Near the end of the game, players fight off selfishness in the CVS basement, which is really a huge dungeon, navigate zombies in a secret laboratory down there and encounter the unpaid intern.

The unpaid intern is the final boss who says, “You’re fired, oh wait, you don’t work here. I can’t let you go because DeBoss would kill me.”

“And then you have to fight the unpaid intern," he says. "If you win the battle, you’re tased and knocked down and wake up in the grave of Gerald Ford.”

Damron says he sees local-focused video game creation as placemaking.

“It’s a real place specifically expressed," he says. "And how I experience the space.”

Part of the system experienced in Damron’s game is the change in the city over time and lots of local history most people probably don’t know. For example, the CVS basement has ghosts who note that the CVS building used to be a curling rink.

Now that Damron’s made Chapter 1, he says he knows how to use the program better and is excited to use all the little tricks he learned for improvements in Chapter 2. He’s crowdsourcing ideas to put in the next game so that it’s a community effort.

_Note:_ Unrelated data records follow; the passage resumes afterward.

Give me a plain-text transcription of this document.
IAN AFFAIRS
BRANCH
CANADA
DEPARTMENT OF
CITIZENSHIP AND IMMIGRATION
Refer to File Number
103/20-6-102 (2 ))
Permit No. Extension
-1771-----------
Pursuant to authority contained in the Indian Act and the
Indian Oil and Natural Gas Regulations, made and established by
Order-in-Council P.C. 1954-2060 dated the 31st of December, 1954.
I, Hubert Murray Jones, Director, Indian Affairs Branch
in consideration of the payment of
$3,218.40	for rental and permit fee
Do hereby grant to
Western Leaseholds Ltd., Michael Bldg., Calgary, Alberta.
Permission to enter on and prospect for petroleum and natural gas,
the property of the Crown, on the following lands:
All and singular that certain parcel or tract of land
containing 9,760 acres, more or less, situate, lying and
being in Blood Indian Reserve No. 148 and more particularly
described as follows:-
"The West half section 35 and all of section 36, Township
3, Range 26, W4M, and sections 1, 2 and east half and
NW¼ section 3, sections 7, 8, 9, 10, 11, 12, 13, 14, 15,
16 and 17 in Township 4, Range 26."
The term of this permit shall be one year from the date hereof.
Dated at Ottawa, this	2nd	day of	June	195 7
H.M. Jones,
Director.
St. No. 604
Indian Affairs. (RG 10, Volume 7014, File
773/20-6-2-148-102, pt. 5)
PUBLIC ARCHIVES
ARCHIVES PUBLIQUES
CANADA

Damron says that Chapter 2 will center around downtown Grand Rapids and be more relatable to everyone, expanding beyond his Eastown neighbors and friends.

“For example, there’s going to be a big ArtPrize chapter because everyone in Grand Rapids experiences ArtPrize to some degree," he says. "You’ll have to try to get to work through ArtPrize traffic maybe. I came up with this whole funny, convoluted thing with my friends."

"How interesting would it be if every town had it’s own video game that you could play?" asks Damron. "Not only would you read the tour guides before you go visit, but you’d play this game that all the locals made?”